In re the Claim of Froats

800 N.Y.S.2d 793 | N.Y. App. Div. | 2005

*1170Appeal from a decision of the Unemployment Insurance Appeal Board, filed May 3, 2004, which ruled that claimant was entitled to receive unemployment insurance benefits.

Substantial evidence supports the decision of the Unemployment Insurance Appeal Board, reversing that of the Administrative Law Judge, that claimant was entitled to receive unemployment insurance benefits. Claimant was employed as a noncertified mathematics teacher and was aware that he had until January 2004 to complete the credits, courses and examinations needed for certification. The school district eliminated a teaching position in the mathematics department for the 2003-2004 school year. The teacher who held that position was certified, resubmitted an application and effectively bumped claimant.
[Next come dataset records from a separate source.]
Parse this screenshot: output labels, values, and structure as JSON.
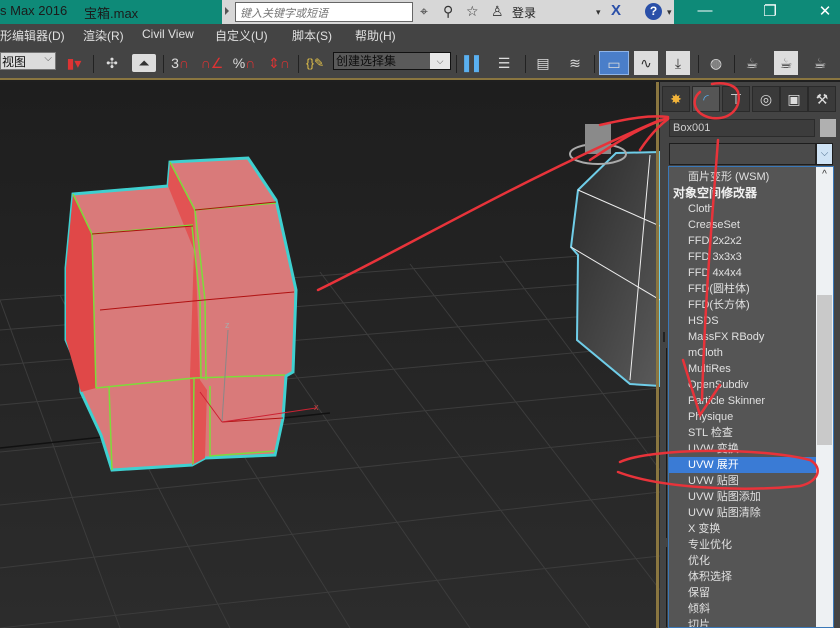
{
  "titlebar": {
    "app_title": "s Max 2016",
    "file_title": "宝箱.max",
    "search_placeholder": "键入关键字或短语",
    "login_label": "登录",
    "icons": [
      "binoculars-icon",
      "satellite-icon",
      "star-icon",
      "user-icon",
      "exchange-x-icon",
      "help-icon"
    ],
    "help_glyph": "?",
    "x_glyph": "X",
    "window_buttons": {
      "minimize": "—",
      "restore": "❐",
      "close": "✕"
    }
  },
  "menubar": {
    "items": [
      "形编辑器(D)",
      "渲染(R)",
      "Civil View",
      "自定义(U)",
      "脚本(S)",
      "帮助(H)"
    ]
  },
  "toolbar": {
    "view_combo": "视图",
    "snap_3d_label": "3",
    "percent_label": "%",
    "selection_set_placeholder": "创建选择集",
    "chevron": "⌵"
  },
  "command_panel": {
    "tabs": [
      "create",
      "modify",
      "hierarchy",
      "motion",
      "display",
      "utilities"
    ],
    "object_name": "Box001",
    "modifier_list_value": "",
    "modifier_items": [
      {
        "label": "面片变形 (WSM)",
        "type": "sub"
      },
      {
        "label": "对象空间修改器",
        "type": "header"
      },
      {
        "label": "Cloth",
        "type": "item"
      },
      {
        "label": "CreaseSet",
        "type": "item"
      },
      {
        "label": "FFD 2x2x2",
        "type": "item"
      },
      {
        "label": "FFD 3x3x3",
        "type": "item"
      },
      {
        "label": "FFD 4x4x4",
        "type": "item"
      },
      {
        "label": "FFD(圆柱体)",
        "type": "item"
      },
      {
        "label": "FFD(长方体)",
        "type": "item"
      },
      {
        "label": "HSDS",
        "type": "item"
      },
      {
        "label": "MassFX RBody",
        "type": "item"
      },
      {
        "label": "mCloth",
        "type": "item"
      },
      {
        "label": "MultiRes",
        "type": "item"
      },
      {
        "label": "OpenSubdiv",
        "type": "item"
      },
      {
        "label": "Particle Skinner",
        "type": "item"
      },
      {
        "label": "Physique",
        "type": "item"
      },
      {
        "label": "STL 检查",
        "type": "item"
      },
      {
        "label": "UVW 变换",
        "type": "item"
      },
      {
        "label": "UVW 展开",
        "type": "selected"
      },
      {
        "label": "UVW 贴图",
        "type": "item"
      },
      {
        "label": "UVW 贴图添加",
        "type": "item"
      },
      {
        "label": "UVW 贴图清除",
        "type": "item"
      },
      {
        "label": "X 变换",
        "type": "item"
      },
      {
        "label": "专业优化",
        "type": "item"
      },
      {
        "label": "优化",
        "type": "item"
      },
      {
        "label": "体积选择",
        "type": "item"
      },
      {
        "label": "保留",
        "type": "item"
      },
      {
        "label": "倾斜",
        "type": "item"
      },
      {
        "label": "切片",
        "type": "item"
      }
    ],
    "scroll_up_glyph": "^"
  },
  "viewport": {
    "axis_labels": {
      "z": "z",
      "x": "x"
    },
    "colors": {
      "object_fill": "#d97a7a",
      "object_side": "#e04848",
      "selection_outline": "#3fd0d0",
      "edge_green": "#7ddc3a",
      "annotation_red": "#e8333a",
      "grid": "#3a3a3a"
    }
  }
}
Although claimant was working toward his certification process in order to meet the January 2004 deadline, the employer notified claimant in August 2003 that his employment was being terminated and his position filled by the certified teacher. We find no reason to disturb the Board’s finding that claimant did not voluntarily leave his employment or provoke his discharge by not completing his certification process. Here, claimant was terminated six months prior to the certification deadline. Although the employer maintains that claimant was discharged because it was under the impression that claimant would be unable to complete his certification process, claimant testified that he had sufficient credits and courses to timely fulfill those requirements. Inasmuch as there is no indication that claimant was negligent or disregarded the requirement for certification, the record fails to support a finding that he provoked his discharge (see Matter of De Grego [Levine], 39 NY2d 180, 183 [1976]; Matter of Hannah [New York City Bd. of Educ.—Hartnett], 144 AD2d 765 [1988]). Accordingly, the Board’s findings that claimant was laid off and replaced by a displaced certified teacher, and he did not voluntarily leave his employment or provoke his discharge, will not be disturbed despite the employer’s contentions to the contrary (see Matter of Vaksman [Lenox Hill Radiology & Med. Assoc.— Commissioner of Labor], 304 AD2d 1027 [2003]; compare Matter of Joseph [Commissioner of Labor], 264 AD2d 933 [1999]; Matter of Ambrose [Board of Educ. of Malverne Union Free School Dist.—Hudacs], 191 AD2d 845 [1993]).

Cardona, P.J., Crew III, Carpinello, Mugglin and Lahtinen, JJ., concur. Ordered that the decision is affirmed, without costs.